La mancanza di fornitura di componenti ha bloccato così anche l’attività dello stabilimento Fiat, che occupa circa 5.000 persone, interessando anche le altre aziende dell’indotto del comprensorio. La causa degli scioperi è nel mancato rinnovo di alcuni contratti di lavoro a tempo determinato nelle due aziende di componentistica.
Fiat ha scelto di non ricorrere a nuovi contratti ma di impiegare temporaneamente lavoratori provenienti da altri stabilimenti del Gruppo e attualmente in cassa integrazione.
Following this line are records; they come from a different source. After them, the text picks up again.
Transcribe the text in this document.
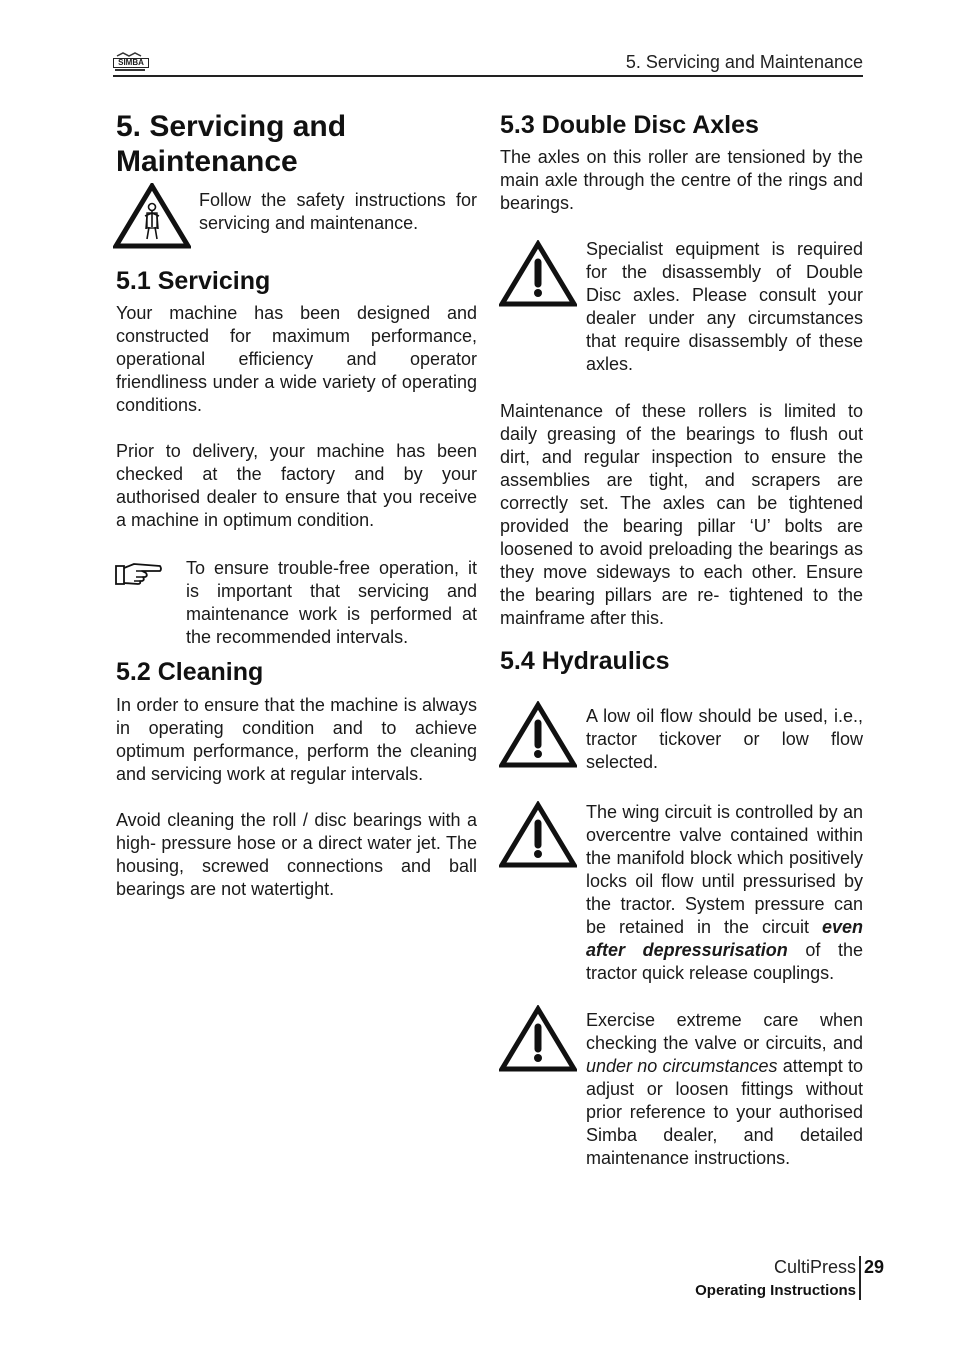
SIMBA	5. Servicing and Maintenance
5. Servicing and
Maintenance

Follow the safety instructions for servicing and maintenance.

5.1 Servicing

Your machine has been designed and constructed for maximum performance, operational efficiency and operator friendliness under a wide variety of operating conditions.

Prior to delivery, your machine has been checked at the factory and by your authorised dealer to ensure that you receive a machine in optimum condition.

To ensure trouble-free operation, it is important that servicing and maintenance work is performed at the recommended intervals.

5.2 Cleaning

In order to ensure that the machine is always in operating condition and to achieve optimum performance, perform the cleaning and servicing work at regular intervals.

Avoid cleaning the roll / disc bearings with a high- pressure hose or a direct water jet. The housing, screwed connections and ball bearings are not watertight.

5.3 Double Disc Axles

The axles on this roller are tensioned by the main axle through the centre of the rings and bearings.

Specialist equipment is required for the disassembly of Double Disc axles. Please consult your dealer under any circumstances that require disassembly of these axles.

Maintenance of these rollers is limited to daily greasing of the bearings to flush out dirt, and regular inspection to ensure the assemblies are tight, and scrapers are correctly set. The axles can be tightened provided the bearing pillar ‘U’ bolts are loosened to avoid preloading the bearings as they move sideways to each other. Ensure the bearing pillars are re- tightened to the mainframe after this.

5.4 Hydraulics

A low oil flow should be used, i.e., tractor tickover or low flow selected.

The wing circuit is controlled by an overcentre valve contained within the manifold block which positively locks oil flow until pressurised by the tractor. System pressure can be retained in the circuit even after depressurisation of the tractor quick release couplings.

Exercise extreme care when checking the valve or circuits, and under no circumstances attempt to adjust or loosen fittings without prior reference to your authorised Simba dealer, and detailed maintenance instructions.

CultiPress 29
Operating Instructions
Una decisione che la Casa torinese ritiene coerente con una gestione responsabile della crisi di mercato.
Le conseguenze sono gravi sia per le migliaia di persone che lavorano nello stabilimento, che avranno evidentemente riflessi sul loro salario, sia per la Fiat, la cui perdita di produzione è pari a 1500 vetture al giorno.
Un danno ancora più grave dato che nello stabilimento lucano, a partire dal mese di marzo viene prodotta la Grande Punto nelle versioni a metano e Gpl, che “ha registrato un ottimo andamento degli ordini, permettendo all’azienda non solo di annullare la cassa integrazione programmata, ma addirittura di fare ricorso al lavoro straordinario». E tutto questo in un momento in cui il mercato dell’auto, italiano ed europeo, è ancora in forte sofferenza.